E também poderia ser uma ferramenta que assegurasse a principal prioridade do seu Reino: reorientar a monarquia em torno desta questão global seria uma forma de a instituição permanecer relevante e talvez até necessária. Porque, acredite ou não, a prioridade do novo Rei é a mesma de sempre. Qual? Garantindo que a própria monarquia sobreviva, agora mais do que nunca.
O Reino Unido busca se recuperar após o Brexit: o governo conservador apregoou uma ideia de “Grã-Bretanha global”O que reafirma o seu poder e influência fora da União Europeia. Daí os acordos comerciais com o resto do mundo e o forte apoio à Ucrânia.

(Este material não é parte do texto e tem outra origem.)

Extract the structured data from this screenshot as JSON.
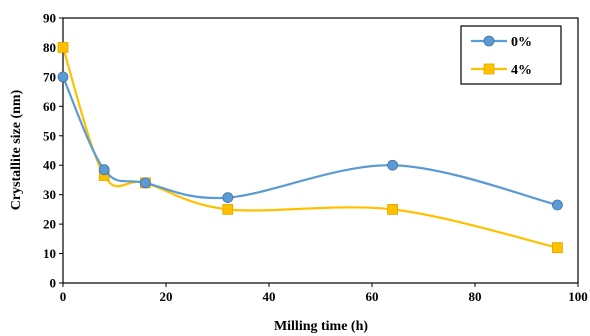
{
  "chart_data": {
    "type": "line",
    "title": "",
    "xlabel": "Milling time (h)",
    "ylabel": "Crystallite size (nm)",
    "xlim": [
      0,
      100
    ],
    "ylim": [
      0,
      90
    ],
    "xticks": [
      "0",
      "20",
      "40",
      "60",
      "80",
      "100"
    ],
    "yticks": [
      "0",
      "10",
      "20",
      "30",
      "40",
      "50",
      "60",
      "70",
      "80",
      "90"
    ],
    "grid": false,
    "smooth": true,
    "legend_position": "top-right",
    "series": [
      {
        "name": "0%",
        "color": "#5B9BD5",
        "marker": "circle",
        "x": [
          0,
          8,
          16,
          32,
          64,
          96
        ],
        "y": [
          70,
          38.5,
          34,
          29,
          40,
          26.5
        ]
      },
      {
        "name": "4%",
        "color": "#FFC000",
        "marker": "square",
        "x": [
          0,
          8,
          16,
          32,
          64,
          96
        ],
        "y": [
          80,
          36.5,
          34,
          25,
          25,
          12
        ]
      }
    ]
  }
}
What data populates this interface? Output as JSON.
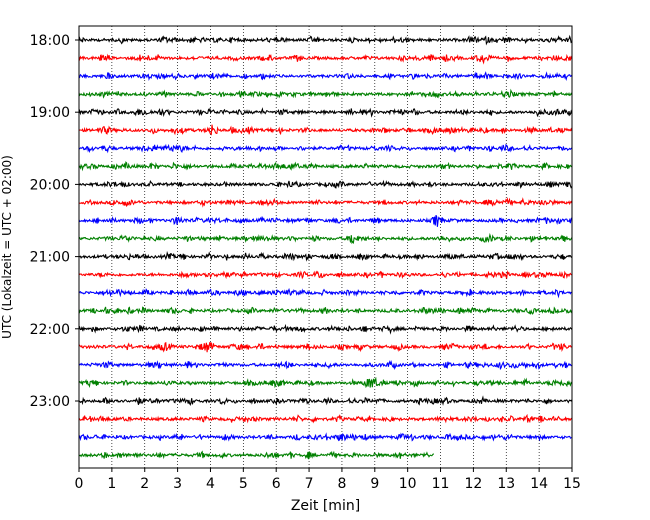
{
  "chart_data": {
    "type": "line",
    "title": "",
    "xlabel": "Zeit  [min]",
    "ylabel": "UTC (Lokalzeit = UTC + 02:00)",
    "xlim": [
      0,
      15
    ],
    "x_ticks": [
      "0",
      "1",
      "2",
      "3",
      "4",
      "5",
      "6",
      "7",
      "8",
      "9",
      "10",
      "11",
      "12",
      "13",
      "14",
      "15"
    ],
    "y_tick_labels": [
      "18:00",
      "19:00",
      "20:00",
      "21:00",
      "22:00",
      "23:00"
    ],
    "grid": "vertical dotted",
    "trace_colors": [
      "#000000",
      "#ff0000",
      "#0000ff",
      "#008000"
    ],
    "series": [
      {
        "start": "18:00",
        "color": "#000000",
        "x_end": 15
      },
      {
        "start": "18:15",
        "color": "#ff0000",
        "x_end": 15
      },
      {
        "start": "18:30",
        "color": "#0000ff",
        "x_end": 15
      },
      {
        "start": "18:45",
        "color": "#008000",
        "x_end": 15
      },
      {
        "start": "19:00",
        "color": "#000000",
        "x_end": 15
      },
      {
        "start": "19:15",
        "color": "#ff0000",
        "x_end": 15
      },
      {
        "start": "19:30",
        "color": "#0000ff",
        "x_end": 15
      },
      {
        "start": "19:45",
        "color": "#008000",
        "x_end": 15
      },
      {
        "start": "20:00",
        "color": "#000000",
        "x_end": 15
      },
      {
        "start": "20:15",
        "color": "#ff0000",
        "x_end": 15
      },
      {
        "start": "20:30",
        "color": "#0000ff",
        "x_end": 15
      },
      {
        "start": "20:45",
        "color": "#008000",
        "x_end": 15
      },
      {
        "start": "21:00",
        "color": "#000000",
        "x_end": 15
      },
      {
        "start": "21:15",
        "color": "#ff0000",
        "x_end": 15
      },
      {
        "start": "21:30",
        "color": "#0000ff",
        "x_end": 15
      },
      {
        "start": "21:45",
        "color": "#008000",
        "x_end": 15
      },
      {
        "start": "22:00",
        "color": "#000000",
        "x_end": 15
      },
      {
        "start": "22:15",
        "color": "#ff0000",
        "x_end": 15
      },
      {
        "start": "22:30",
        "color": "#0000ff",
        "x_end": 15
      },
      {
        "start": "22:45",
        "color": "#008000",
        "x_end": 15
      },
      {
        "start": "23:00",
        "color": "#000000",
        "x_end": 15
      },
      {
        "start": "23:15",
        "color": "#ff0000",
        "x_end": 15
      },
      {
        "start": "23:30",
        "color": "#0000ff",
        "x_end": 15
      },
      {
        "start": "23:45",
        "color": "#008000",
        "x_end": 10.8
      }
    ],
    "events": [
      {
        "row": "18:15",
        "x": 12.3
      },
      {
        "row": "19:15",
        "x": 4.05
      },
      {
        "row": "20:30",
        "x": 3.0
      },
      {
        "row": "20:30",
        "x": 10.9
      },
      {
        "row": "20:45",
        "x": 8.3
      },
      {
        "row": "22:15",
        "x": 2.6
      },
      {
        "row": "22:15",
        "x": 3.9
      },
      {
        "row": "22:45",
        "x": 8.9
      },
      {
        "row": "23:30",
        "x": 8.0
      }
    ]
  }
}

Como chefe da Commonwealth (o grupo de nações ligadas ao Reino Unido por laços cada vez mais fracos), Carlos III enfrentará um desastre mais do que provável. As contas com a história imperial britânica e seu envolvimento no tráfico de escravos são pagas. Alguns países que ainda reconhecem a monarquia, como Barbados, decidiu recentemente destituir Elizabeth do cargo de chefe de Estado, e a Jamaica fará o mesmo. É de esperar uma atitude muito “carinhosa” e presente do novo Rei nestes cenários.
Deus salve o rei
Contudo, as armadilhas não dizem apenas respeito às relações com países estrangeiros. Há a questão da própria Grã-Bretanha: a monarquia tem tradicionalmente desempenhado um papel no fortalecimento destes laços de “britanismo”, isto é, entre Inglaterra, Escócia, País de Gales e Irlanda do Norte. Mesmo a escolha “final” de uma rainha moribunda, que escolhe a rainha escocesa como seu último refúgio, é uma manifestação formidável e final de unidade.

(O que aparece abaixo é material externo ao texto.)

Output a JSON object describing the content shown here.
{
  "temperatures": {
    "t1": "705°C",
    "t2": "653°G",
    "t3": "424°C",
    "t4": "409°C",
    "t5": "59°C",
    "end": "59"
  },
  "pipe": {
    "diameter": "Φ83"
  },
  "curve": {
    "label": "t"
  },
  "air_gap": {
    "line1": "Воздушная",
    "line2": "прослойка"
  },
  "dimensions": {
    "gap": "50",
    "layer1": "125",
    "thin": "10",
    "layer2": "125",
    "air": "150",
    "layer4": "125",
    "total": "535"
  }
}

No entanto, o Brexit colocou pressão sobre alguns dos laços dentro do Reino Unido. Ressuscitou, por exemplo, o questão da independência escocesa. Levantou questões difíceis sobre o estatuto da Irlanda do Norte e fez da reunificação da Irlanda uma possibilidade. País de Gales também vê apoio crescente à independência.
A dissolução do Reino Unido não é iminente, e não a considero provável durante o reinado de Carlos III, mas também pode depender em parte do seu papel. Ela será capaz de ser “unificadora” como Elizabeth II?
Nunca antes o “britanismo” será uma questão crucial. E a capacidade da monarquia para consolidar uma identidade comum entre estas nações será crucial. O “príncipe” mais longevo da história deve impedir que o seu país unido tenha um futuro curto.